Data range U1:U50 will then contain values “0” and “1” only with the former representing non-brick veneer properties and the latter representing brick veneer properties.

**Step 2:**

Obtain a descriptive statistics table for the transformed “Building Type” sample data.

Repeat the procedure described in Step 1 of Assignment Task 7 above to obtain the descriptive statistics table suitable for constructing a point estimate and 99% confidence interval estimate for the proportion of brick veneer properties in the population.

In the Descriptive Statistics dialogue box you will need to specify, in the Input Range, the cell locations of the transformed sample “Building Type” variable i.e. u1:u50.

The Confidence Level for Mean box has been ticked and adjusted for 99% confidence.

The descriptive statistics table (with confidence interval estimation information included) resulting from this process is:

Note: That the decimal values in this table have been rounded to, at most, two decimal places since the data being summarised in this table is whole number data (0’s and 1’s). This is consistent with the suggestion in Step 2 of Assignment Task 5.

At this stage you may be a little concerned that we have produced an Excel output that is going to provide information about a mean rather than a proportion.

The special feature to note here is that the transformed “Building Type” data consists entirely of 0’s and 1’s and because of this the “Sum” (in this case 21) actually represents the number of brick veneer properties (each represented by the number 1) in the sample of size fifty.

The “Mean” then, calculated as 21/50 = 0.42, as well as providing the arithmetic mean of the fifty data values (consisting of twenty-one 1’s and twenty-nine 0’s), also provides the percentage (21/50 = 42%) or proportion of brick veneer properties in the sample of size fifty.

Further, the “Standard Error” value of, in this case, 0.07, is, strictly speaking, the estimate of the standard deviation of the sampling distribution of sample means for samples of size fifty (in this case) used in the formula for constructing a confidence interval estimate of a population mean. Perhaps surprisingly, this “Standard Error” value, for a data set which consists entirely of 0’s and 1’s will be virtually identical (for large samples) to the standard deviation of the sampling distribution of sample proportions of 1’s for samples of size fifty (in this case) used in the formula for constructing a confidence interval estimate of a population proportion. This can be shown to be the case algebraically but is outside the scope of BEO1106.

**Step 3:**

Deduce the point estimate and the 99% confidence interval estimate of the proportion of brick veneer properties in the population from the sample “Mean” value and the “Confidence Level” information provided in the descriptive statistics table.

As explained above the “Mean” information provided in the descriptive statistics table for a data set consisting entirely of 0’s and 1’s also provides the proportion of 1’s in the sample data. You are required, in Assignment Task 7, to obtain two estimates, a point estimate and an interval estimate, of the proportion of brick veneer properties in the population.
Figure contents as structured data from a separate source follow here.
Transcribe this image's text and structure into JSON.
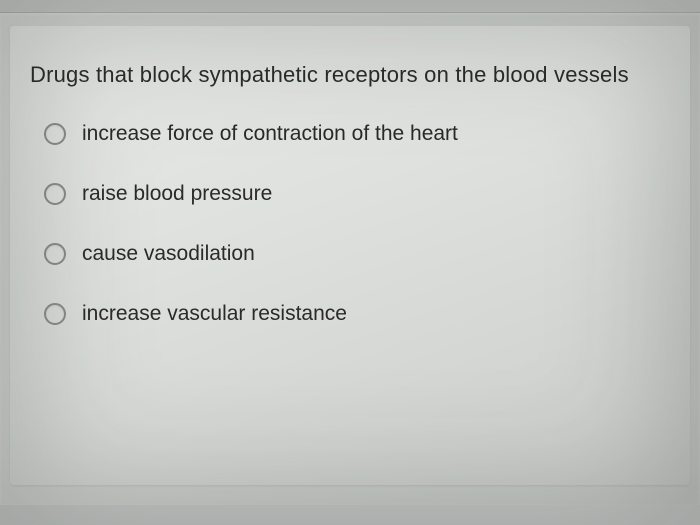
{
  "question": {
    "text": "Drugs that block sympathetic receptors on the blood vessels",
    "options": [
      {
        "label": "increase force of contraction of the heart",
        "selected": false
      },
      {
        "label": "raise blood pressure",
        "selected": false
      },
      {
        "label": "cause vasodilation",
        "selected": false
      },
      {
        "label": "increase vascular resistance",
        "selected": false
      }
    ]
  },
  "styling": {
    "background_color": "#c8cbc9",
    "card_gradient_start": "#e8eae7",
    "card_gradient_end": "#caccca",
    "text_color": "#2a2a2a",
    "radio_border_color": "#8a8d8a",
    "question_fontsize": 22,
    "option_fontsize": 21,
    "radio_size": 22,
    "option_spacing": 36
  }
}
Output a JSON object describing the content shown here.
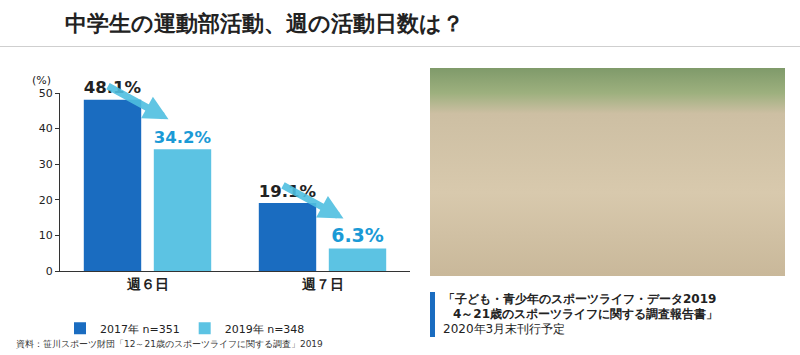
{
  "chart_data": {
    "type": "bar",
    "title": "中学生の運動部活動、週の活動日数は？",
    "ylabel": "(%)",
    "categories": [
      "週６日",
      "週７日"
    ],
    "series": [
      {
        "name": "2017年 n=351",
        "color": "#1a6cc0",
        "values": [
          48.1,
          19.1
        ],
        "value_labels": [
          "48.1%",
          "19.1%"
        ]
      },
      {
        "name": "2019年 n=348",
        "color": "#5cc3e3",
        "values": [
          34.2,
          6.3
        ],
        "value_labels": [
          "34.2%",
          "6.3%"
        ]
      }
    ],
    "ylim": [
      0,
      50
    ],
    "yticks": [
      0,
      10,
      20,
      30,
      40,
      50
    ],
    "grid": false,
    "data_labels": true,
    "legend": "bottom left",
    "source": "資料：笹川スポーツ財団「12～21歳のスポーツライフに関する調査」2019",
    "caption": [
      "「子ども・青少年のスポーツライフ・データ2019",
      "4～21歳のスポーツライフに関する調査報告書」",
      "2020年3月末刊行予定"
    ]
  }
}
Further, note that the “Confidence Level” information, from the seminar material of week 7, is the value of “e” (error bound) that is subtracted and added to the sample proportion to obtain the lower confidence limit (LCL) and upper confidence limit (UCL) respectively, of the appropriate confidence interval.

**Step 4:**

Copy the tabular output into a MS Word document to form part of your completed assignment.

Repeat the procedure described in Step 3 of Assignment Task 6 above.